For example, when the big box office supplies stores entered the market, many local players went out of business. Suddenly these small businesses were trying to compete against a company that could set their retail prices below the wholesale prices that were available to the rest of the market.

• Government regulations – There might be a slew of onerous government regulations that affect your business decisions. You may have to spend a considerable amount of money to get into compliance with environmental laws, such as purchasing trucks with cleaner burning engines. Minimum wage laws may be making your company uncompetitive in your market. Record keeping regulations can be taking up many hours of staff time. If you’re struggling with government regulations, you’re certainly not alone.

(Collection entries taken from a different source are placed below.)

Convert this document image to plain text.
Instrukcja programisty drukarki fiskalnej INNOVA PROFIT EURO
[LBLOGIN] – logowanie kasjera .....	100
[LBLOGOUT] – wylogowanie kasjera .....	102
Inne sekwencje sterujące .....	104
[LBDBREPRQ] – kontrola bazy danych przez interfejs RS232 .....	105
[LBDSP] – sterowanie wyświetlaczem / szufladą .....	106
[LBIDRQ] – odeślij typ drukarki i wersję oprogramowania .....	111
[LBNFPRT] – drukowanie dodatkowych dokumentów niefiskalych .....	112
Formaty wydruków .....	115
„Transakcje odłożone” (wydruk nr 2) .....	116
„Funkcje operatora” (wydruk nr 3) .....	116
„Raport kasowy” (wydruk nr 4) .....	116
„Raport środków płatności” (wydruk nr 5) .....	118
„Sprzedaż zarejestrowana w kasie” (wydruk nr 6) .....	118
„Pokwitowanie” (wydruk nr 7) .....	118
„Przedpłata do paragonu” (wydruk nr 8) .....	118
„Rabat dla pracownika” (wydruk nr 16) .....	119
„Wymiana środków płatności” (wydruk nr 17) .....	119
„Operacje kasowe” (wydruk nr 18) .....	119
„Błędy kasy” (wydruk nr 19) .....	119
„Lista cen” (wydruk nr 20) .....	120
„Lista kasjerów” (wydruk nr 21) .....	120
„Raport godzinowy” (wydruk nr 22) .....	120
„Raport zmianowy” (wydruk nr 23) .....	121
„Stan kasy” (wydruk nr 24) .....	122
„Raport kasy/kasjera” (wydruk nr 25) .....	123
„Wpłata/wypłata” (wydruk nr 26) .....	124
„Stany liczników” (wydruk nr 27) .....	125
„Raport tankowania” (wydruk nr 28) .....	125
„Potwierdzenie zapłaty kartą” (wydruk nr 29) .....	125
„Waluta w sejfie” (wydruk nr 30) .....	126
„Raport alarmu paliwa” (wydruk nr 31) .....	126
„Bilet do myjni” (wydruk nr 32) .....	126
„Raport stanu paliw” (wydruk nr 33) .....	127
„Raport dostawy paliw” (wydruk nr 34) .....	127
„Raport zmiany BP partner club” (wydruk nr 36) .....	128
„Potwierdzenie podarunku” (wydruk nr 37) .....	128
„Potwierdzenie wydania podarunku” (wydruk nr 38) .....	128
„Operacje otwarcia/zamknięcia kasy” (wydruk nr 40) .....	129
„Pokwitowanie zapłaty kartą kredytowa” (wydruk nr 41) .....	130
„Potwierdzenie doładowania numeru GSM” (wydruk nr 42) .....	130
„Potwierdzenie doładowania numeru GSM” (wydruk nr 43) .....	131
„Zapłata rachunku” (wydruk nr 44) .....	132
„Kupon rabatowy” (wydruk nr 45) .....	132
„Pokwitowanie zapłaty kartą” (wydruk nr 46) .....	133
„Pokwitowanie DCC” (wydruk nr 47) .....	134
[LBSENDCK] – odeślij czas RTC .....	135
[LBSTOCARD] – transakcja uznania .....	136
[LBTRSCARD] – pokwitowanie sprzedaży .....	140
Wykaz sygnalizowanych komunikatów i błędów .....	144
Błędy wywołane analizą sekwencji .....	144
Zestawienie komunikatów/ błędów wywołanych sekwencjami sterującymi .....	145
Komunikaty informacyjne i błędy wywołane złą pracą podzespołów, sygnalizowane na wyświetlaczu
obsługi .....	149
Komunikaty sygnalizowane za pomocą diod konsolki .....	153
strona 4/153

• Inability to support growth – As I’ve discussed in the past, many companies fail to budget for growth and plan for the resources and infrastructure needed to accomplish their goals. If you’re doing a great job of bidding and obtaining projects but don’t have the work force, production capacity, physical space or working capital to deliver, you’re going to be in a world of hurt.

Conclusion
Across all industries, businesses strive to provide their services at a competitive rate and create ongoing relationships with clients who value what they provide. In my mind, making this happen comes down to service, service, service. You’ve got to get the order right each and every time. Train your staff to understand the products well enough to be able to provide solutions to your customers’ questions. Make sure everyone on the team, from the order taker to the delivery person, takes the time to thank the customer. And so forth. Because lousy customer service can kill your sales…which can make all of the other financial challenges discussed here irrelevant.